Parsing XML with Perl & XML::Twig - extract further nested children


Currently trying to figure out how best to process the following sample XML data:

<FOO>
    <A>1</A>
    <B>Some Stuff</B>
    <C>
      <C1>
        <C2A><![CDATA[xxx]]></C2A>
        <C2B><![CDATA[yyy]]></C2B>
      </C1>
    </C>
</FOO>

I'm currently using XML::Twig to operate on everything else, and I'd like to continue using this module to achieve my goals, which are:

extract the data from C2A and C2B, and assign those to variables. Note that there may be multiple entries for C2A and C2B, which need to be concatenated into an @array for example. However, my problem is navigating the tree downwards, for example if we were following another example I've found, this would suffice for this data:

<MOVIE_LIST>
    <MOVIE>
        <NAME>Name of the Movie</NAME>
            <MOVIE_ID>28372382</MOVIE_ID>
        <DESCRIPTIONS>
             <LONG_DESCRIPTION>This is a long description</LONG_DESCRIPTION>
             <SHORT_DESCRIPTION>short description</SHORT_DESCRIPTION>
        </DESCRIPTIONS>
        <DIRECTOR_LIST>
            <DIRECTOR>director 1</DIRECTOR>
            <DIRECTOR>director 2</DIRECTOR>
        </DIRECTOR_LIST>
    </MOVIE>
    <MOVIE>
      ...
     </MOVIE>
</MOVIE_LIST>

The solution being: @directors = $elt->first_child('DIRECTOR_LIST')->children_text('DIRECTOR');

However, my issue is that sometimes, these children don't exist (e.g. there is no C section data sent at all), which is giving me no end of grief as things like the following won't work:

@C = $elt->first_child('C')->first_child('C1')->children_text('C2');

I'm getting rather stumped at how to achieve my goals, and would gratefully appreciate any advice, simplistic answers welcomed ;-)


Solution

  • If one of the methods doesn't find a child, then it will return undef, on which you can't call a method of course.

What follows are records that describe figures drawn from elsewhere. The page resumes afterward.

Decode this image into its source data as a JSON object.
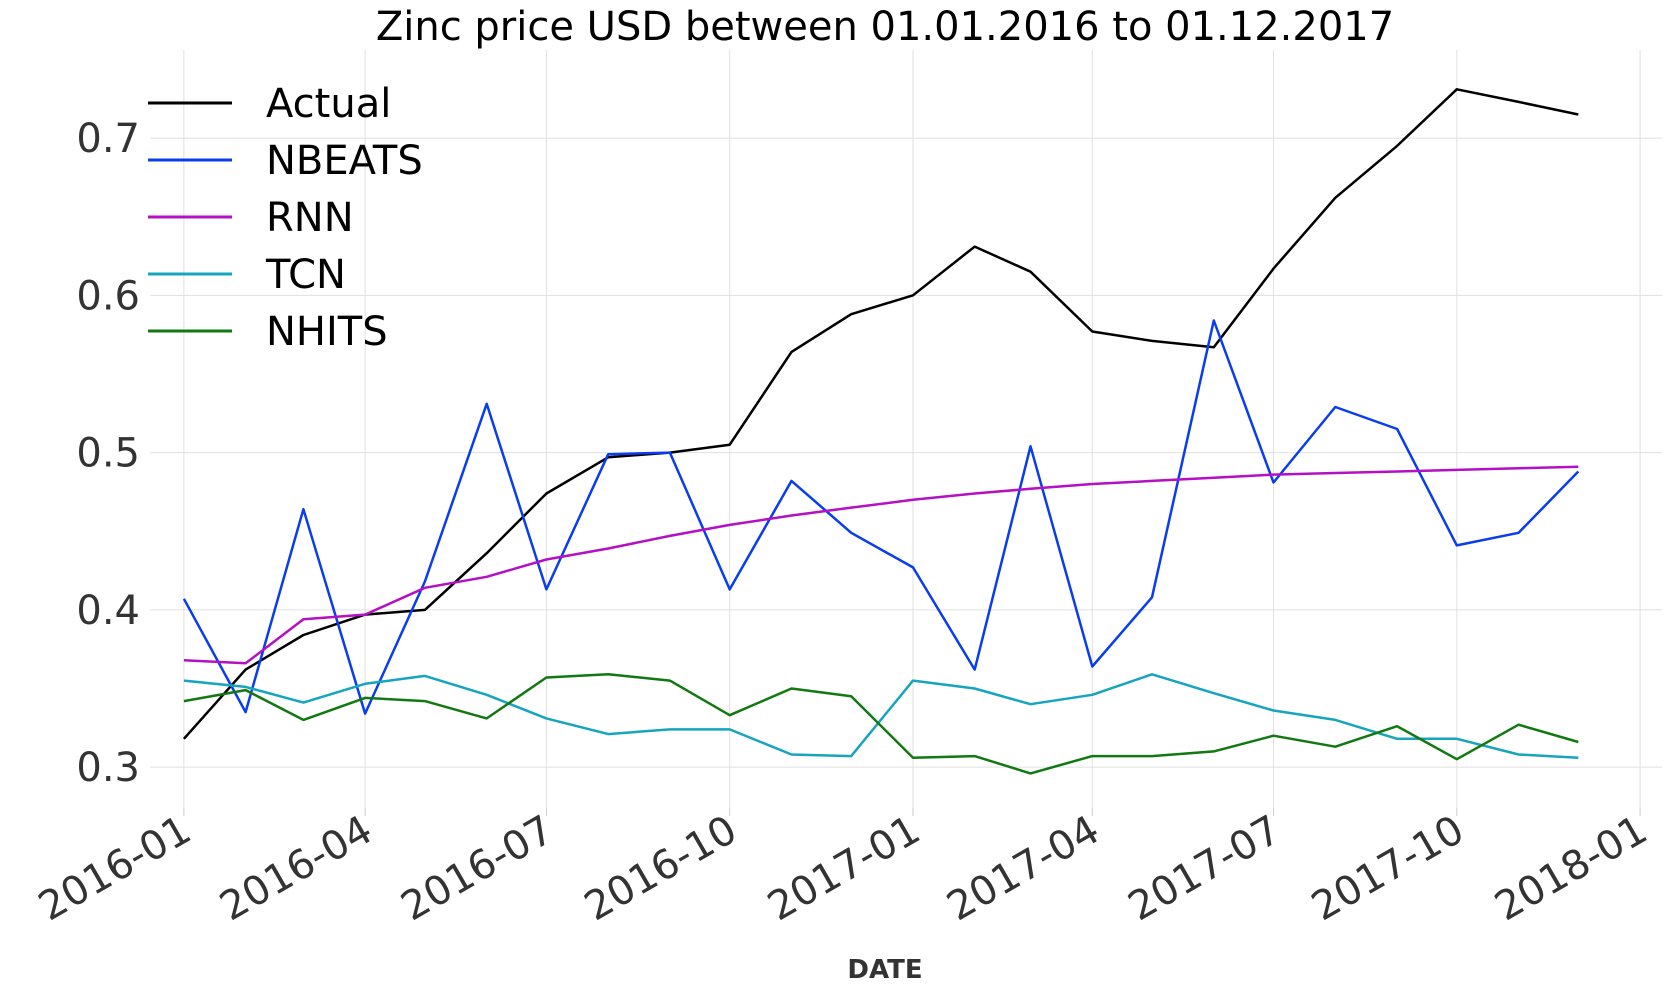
{
  "chart_data": {
    "type": "line",
    "title": "Zinc price USD between 01.01.2016 to 01.12.2017",
    "xlabel": "DATE",
    "ylabel": "",
    "x": [
      "2016-01-01",
      "2016-02-01",
      "2016-03-01",
      "2016-04-01",
      "2016-05-01",
      "2016-06-01",
      "2016-07-01",
      "2016-08-01",
      "2016-09-01",
      "2016-10-01",
      "2016-11-01",
      "2016-12-01",
      "2017-01-01",
      "2017-02-01",
      "2017-03-01",
      "2017-04-01",
      "2017-05-01",
      "2017-06-01",
      "2017-07-01",
      "2017-08-01",
      "2017-09-01",
      "2017-10-01",
      "2017-11-01",
      "2017-12-01"
    ],
    "xlim": [
      "2015-12-15",
      "2018-01-12"
    ],
    "ylim": [
      0.274,
      0.756
    ],
    "x_ticks": [
      "2016-01",
      "2016-04",
      "2016-07",
      "2016-10",
      "2017-01",
      "2017-04",
      "2017-07",
      "2017-10",
      "2018-01"
    ],
    "y_ticks": [
      0.3,
      0.4,
      0.5,
      0.6,
      0.7
    ],
    "y_tick_labels": [
      "0.3",
      "0.4",
      "0.5",
      "0.6",
      "0.7"
    ],
    "grid": true,
    "legend_position": "top-left",
    "series": [
      {
        "name": "Actual",
        "color": "#000000",
        "values": [
          0.318,
          0.362,
          0.384,
          0.397,
          0.4,
          0.436,
          0.474,
          0.497,
          0.5,
          0.505,
          0.564,
          0.588,
          0.6,
          0.631,
          0.615,
          0.577,
          0.571,
          0.567,
          0.617,
          0.662,
          0.695,
          0.731,
          0.723,
          0.715
        ]
      },
      {
        "name": "NBEATS",
        "color": "#0a3cf0",
        "values": [
          0.407,
          0.335,
          0.464,
          0.334,
          0.418,
          0.531,
          0.413,
          0.499,
          0.5,
          0.413,
          0.482,
          0.449,
          0.427,
          0.362,
          0.504,
          0.364,
          0.408,
          0.584,
          0.481,
          0.529,
          0.515,
          0.441,
          0.449,
          0.488
        ]
      },
      {
        "name": "RNN",
        "color": "#b410c4",
        "values": [
          0.368,
          0.366,
          0.394,
          0.397,
          0.414,
          0.421,
          0.432,
          0.439,
          0.447,
          0.454,
          0.46,
          0.465,
          0.47,
          0.474,
          0.477,
          0.48,
          0.482,
          0.484,
          0.486,
          0.487,
          0.488,
          0.489,
          0.49,
          0.491
        ]
      },
      {
        "name": "TCN",
        "color": "#16a5bd",
        "values": [
          0.355,
          0.351,
          0.341,
          0.353,
          0.358,
          0.346,
          0.331,
          0.321,
          0.324,
          0.324,
          0.308,
          0.307,
          0.355,
          0.35,
          0.34,
          0.346,
          0.359,
          0.347,
          0.336,
          0.33,
          0.318,
          0.318,
          0.308,
          0.306
        ]
      },
      {
        "name": "NHITS",
        "color": "#127812",
        "values": [
          0.342,
          0.349,
          0.33,
          0.344,
          0.342,
          0.331,
          0.357,
          0.359,
          0.355,
          0.333,
          0.35,
          0.345,
          0.306,
          0.307,
          0.296,
          0.307,
          0.307,
          0.31,
          0.32,
          0.313,
          0.326,
          0.305,
          0.327,
          0.316
        ]
      }
    ]
  }
}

    So you are left with 2 options:

    You can either test each step of your chained expression:

    @C =    $elt->first_child('C') 
         && $elt->first_child('C')->first_child('C1')
         && $elt->first_child('C')->first_child('C1')->children_text('C2')
         || ()
        ;
    

    or use XPath:

    @C= map { $_->text } $elt->findnodes( './C/C1/C2');
    

    The second option is probably easier to read and to maintain.